For the avoidance of doubt: no, super is not an estate asset
SuperWhether superannuation benefits are an estate asset that can be dealt with under a will, particularly when held via an SMSF, is often a point of confusion in holistic estate planning, particularly for those who do not specialise in the area.
While superannuation benefits paid to a former member’s legal personal representative do form part of the assets regulated by a will, this outcome is predicated on the trustee of the fund resolving to pay (or being bound to pay, due to a valid binding death benefit nomination) the benefits in this manner.
To achieve a robust outcome in relation to superannuation death benefits, well-drafted wills often contain a provision along the following lines: ‘In the event that any superannuation benefits are paid to my executor as a result of my death, then I give ...’
Additional related provisions often include clauses such as:
(a) I specifically direct that in the event that any potential beneficiary who is also an executor, then they are not disqualified from being a beneficiary as a result of the exercise by them of their discretion;
(b) ‘superannuation benefits’ means entitlements payable as a result of my membership of a superannuation fund and includes proceeds of any life insurance policies owned by the superannuation fund in respect of a life.
Each of the above clauses was included in the relevant will in dispute in the case of Lin v Yim & Anor [2026] QSC 57.
In this case, an estate valued at in excess of $18 million included funds of around $5 million that had been withdrawn from an SMSF shortly before the member’s death, on the accountants’ advice that doing so would ensure the benefits were tax-free. There seemed to be some question as to whether any of the members’ family members would have met the definition of a dependant for tax purposes. If the member had no tax dependants and retained benefits within the SMSF at the date of death, this would have triggered a tax impost (essentially a form of death duty) on payment.
One aggrieved beneficiary instituted proceedings founded on an argument that the benefits paid prior to death retained their character as superannuation entitlements and therefore had to be treated in the manner mandated under the will.
In rejecting this interpretation, the court observed:
1. The above-mentioned clauses related to superannuation benefits not already paid out to the deceased – this was the plain and ordinary meaning of the words in the will.
2. The use of the phrase ‘in the event’, given the word ‘event’ is ordinarily defined as ’a thing that happens or takes place’, meant that the clause clearly contemplated the relevant event as requiring the following before the clause would be engaged:
(a) Superannuation benefits are paid
(b) to the executor
(c) as a result of the member’s death.
3. On this construction, as a question of fact, it was clear that the disputed moneys were not paid to the executor as a result of the deceased’s death, given that they were not paid to the executor.

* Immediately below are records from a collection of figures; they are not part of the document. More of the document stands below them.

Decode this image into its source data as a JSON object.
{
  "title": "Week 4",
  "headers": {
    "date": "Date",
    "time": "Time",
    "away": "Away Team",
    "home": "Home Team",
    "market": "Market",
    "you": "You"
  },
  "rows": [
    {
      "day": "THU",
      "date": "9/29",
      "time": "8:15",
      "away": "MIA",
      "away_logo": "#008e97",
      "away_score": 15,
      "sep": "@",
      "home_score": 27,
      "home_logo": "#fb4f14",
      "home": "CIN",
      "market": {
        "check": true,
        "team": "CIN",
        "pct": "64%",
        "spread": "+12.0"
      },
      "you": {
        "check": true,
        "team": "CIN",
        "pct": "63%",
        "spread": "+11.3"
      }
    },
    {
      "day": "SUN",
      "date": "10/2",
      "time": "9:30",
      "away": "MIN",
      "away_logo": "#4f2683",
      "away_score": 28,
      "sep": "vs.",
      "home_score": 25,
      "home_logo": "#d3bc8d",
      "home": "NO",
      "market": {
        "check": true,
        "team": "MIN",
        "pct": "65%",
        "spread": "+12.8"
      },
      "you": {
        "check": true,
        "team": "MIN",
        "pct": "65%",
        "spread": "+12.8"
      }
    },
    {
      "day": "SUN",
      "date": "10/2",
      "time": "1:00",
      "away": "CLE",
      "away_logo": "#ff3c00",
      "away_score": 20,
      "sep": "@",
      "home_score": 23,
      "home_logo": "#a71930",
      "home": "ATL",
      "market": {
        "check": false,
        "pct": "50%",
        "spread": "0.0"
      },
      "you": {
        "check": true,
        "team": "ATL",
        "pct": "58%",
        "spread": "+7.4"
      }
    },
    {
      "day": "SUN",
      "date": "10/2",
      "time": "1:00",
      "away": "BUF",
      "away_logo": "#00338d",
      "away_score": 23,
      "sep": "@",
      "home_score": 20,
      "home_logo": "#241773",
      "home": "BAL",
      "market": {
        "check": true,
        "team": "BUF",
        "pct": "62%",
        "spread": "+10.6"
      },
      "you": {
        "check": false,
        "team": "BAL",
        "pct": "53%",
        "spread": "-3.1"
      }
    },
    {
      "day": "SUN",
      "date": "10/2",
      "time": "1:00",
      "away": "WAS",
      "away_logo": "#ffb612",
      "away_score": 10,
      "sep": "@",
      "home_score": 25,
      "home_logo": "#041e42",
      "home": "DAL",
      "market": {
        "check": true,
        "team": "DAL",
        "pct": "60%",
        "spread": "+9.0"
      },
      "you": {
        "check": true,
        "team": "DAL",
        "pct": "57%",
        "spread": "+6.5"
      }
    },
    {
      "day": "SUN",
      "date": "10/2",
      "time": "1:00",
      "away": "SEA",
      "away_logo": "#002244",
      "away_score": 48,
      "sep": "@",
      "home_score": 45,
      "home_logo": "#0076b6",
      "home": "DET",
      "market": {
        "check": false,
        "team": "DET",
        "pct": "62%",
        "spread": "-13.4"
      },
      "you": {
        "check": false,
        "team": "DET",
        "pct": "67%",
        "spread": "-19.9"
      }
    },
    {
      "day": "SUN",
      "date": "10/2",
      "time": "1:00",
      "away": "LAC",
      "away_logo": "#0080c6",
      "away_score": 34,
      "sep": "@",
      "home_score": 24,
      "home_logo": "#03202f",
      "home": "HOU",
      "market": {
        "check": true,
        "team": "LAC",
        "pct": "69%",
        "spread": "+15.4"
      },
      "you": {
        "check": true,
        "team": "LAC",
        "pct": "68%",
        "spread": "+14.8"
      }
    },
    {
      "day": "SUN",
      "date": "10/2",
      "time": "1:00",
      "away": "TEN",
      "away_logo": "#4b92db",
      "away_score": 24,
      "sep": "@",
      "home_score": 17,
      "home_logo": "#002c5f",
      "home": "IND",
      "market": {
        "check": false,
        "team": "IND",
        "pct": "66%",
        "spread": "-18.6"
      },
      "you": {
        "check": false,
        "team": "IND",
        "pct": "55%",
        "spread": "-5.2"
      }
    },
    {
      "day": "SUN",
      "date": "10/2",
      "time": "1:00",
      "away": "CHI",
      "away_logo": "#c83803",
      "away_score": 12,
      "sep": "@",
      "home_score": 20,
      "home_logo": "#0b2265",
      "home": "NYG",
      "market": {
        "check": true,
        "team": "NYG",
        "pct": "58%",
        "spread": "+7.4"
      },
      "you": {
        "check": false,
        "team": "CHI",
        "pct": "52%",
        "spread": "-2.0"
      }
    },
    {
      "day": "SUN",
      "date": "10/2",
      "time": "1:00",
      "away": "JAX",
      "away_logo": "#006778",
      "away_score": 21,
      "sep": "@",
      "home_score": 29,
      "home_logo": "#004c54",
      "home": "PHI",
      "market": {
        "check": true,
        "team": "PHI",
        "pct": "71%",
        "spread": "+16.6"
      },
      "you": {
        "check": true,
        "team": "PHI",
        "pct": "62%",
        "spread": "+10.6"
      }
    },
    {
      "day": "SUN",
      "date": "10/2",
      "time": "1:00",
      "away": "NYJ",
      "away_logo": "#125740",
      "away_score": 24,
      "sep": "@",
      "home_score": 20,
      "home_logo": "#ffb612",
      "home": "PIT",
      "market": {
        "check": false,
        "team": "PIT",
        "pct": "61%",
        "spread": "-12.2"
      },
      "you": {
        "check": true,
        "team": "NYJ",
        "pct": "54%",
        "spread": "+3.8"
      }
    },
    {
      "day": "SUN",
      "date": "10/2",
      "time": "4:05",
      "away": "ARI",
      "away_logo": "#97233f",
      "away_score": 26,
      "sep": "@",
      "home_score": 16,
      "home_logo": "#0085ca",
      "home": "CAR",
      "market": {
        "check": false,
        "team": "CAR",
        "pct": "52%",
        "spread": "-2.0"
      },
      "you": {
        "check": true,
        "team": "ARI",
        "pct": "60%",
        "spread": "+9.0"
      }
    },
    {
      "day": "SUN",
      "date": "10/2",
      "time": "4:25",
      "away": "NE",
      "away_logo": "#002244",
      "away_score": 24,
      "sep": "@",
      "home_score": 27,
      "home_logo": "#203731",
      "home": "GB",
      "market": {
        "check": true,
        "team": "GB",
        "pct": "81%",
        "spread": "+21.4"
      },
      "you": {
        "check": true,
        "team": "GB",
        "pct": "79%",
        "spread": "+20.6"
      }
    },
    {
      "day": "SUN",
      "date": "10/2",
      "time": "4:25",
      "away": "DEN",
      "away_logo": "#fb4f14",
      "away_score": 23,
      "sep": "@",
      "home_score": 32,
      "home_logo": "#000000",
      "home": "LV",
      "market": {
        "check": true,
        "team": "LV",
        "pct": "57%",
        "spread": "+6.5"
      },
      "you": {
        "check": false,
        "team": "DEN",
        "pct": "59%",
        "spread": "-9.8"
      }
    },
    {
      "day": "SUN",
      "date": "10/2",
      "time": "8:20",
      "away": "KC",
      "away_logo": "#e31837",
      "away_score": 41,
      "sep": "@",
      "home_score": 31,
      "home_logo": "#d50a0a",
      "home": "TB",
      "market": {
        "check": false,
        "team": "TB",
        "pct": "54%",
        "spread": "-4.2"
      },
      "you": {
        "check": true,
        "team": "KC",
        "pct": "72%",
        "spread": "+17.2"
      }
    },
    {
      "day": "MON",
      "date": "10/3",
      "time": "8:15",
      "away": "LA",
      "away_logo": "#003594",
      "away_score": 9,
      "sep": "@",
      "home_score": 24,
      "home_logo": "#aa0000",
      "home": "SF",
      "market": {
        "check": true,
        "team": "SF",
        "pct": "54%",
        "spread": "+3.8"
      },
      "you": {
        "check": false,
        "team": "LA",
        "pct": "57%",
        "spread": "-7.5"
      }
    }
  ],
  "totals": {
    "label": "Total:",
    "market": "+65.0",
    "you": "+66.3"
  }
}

They were paid before the death (see Fagan v Crimes Compensation Tribunal [1982] HCA 49).
4. The definition in the will of ‘superannuation benefits’ was crafted around the concept of ‘payable as a result of’ the willmaker’s death – which meant the amount at the date of death must have been presently capable of being paid (see Glass v Defence Force Retirement & Death Benefits Authority [1982] FCA 558); again here the benefits had been paid prior to the member’s death. They were not payable at the time of death. There was nothing left of that character to pay, such that the funds in the personal bank account did not meet the definition of ‘superannuation benefits’ and, in fact, had lost that characteristic at the time they were paid to the deceased’s personal bank account.
5. Given the relevant clause used the words 'such superannuation benefits’, as opposed to ‘funds’ or ‘monies’, then a reference was required to the manner in which the will defined ‘superannuation benefits’. This meant the clause would have been engaged only where the deceased, at the time of death, still held entitlements in a superannuation fund as a member, and the benefits were then paid to the executor by the SMSF as a result of the death, none of which had occurred here.
6. Nothing in the wording of the will supported an argument that the clause was so broad as to include funds removed from the SMSF before death and held in the deceased’s personal account. Indeed, even if it could have been said that there was some form of constructive payment to the executors, the two other preconditions in the will had clearly not been met.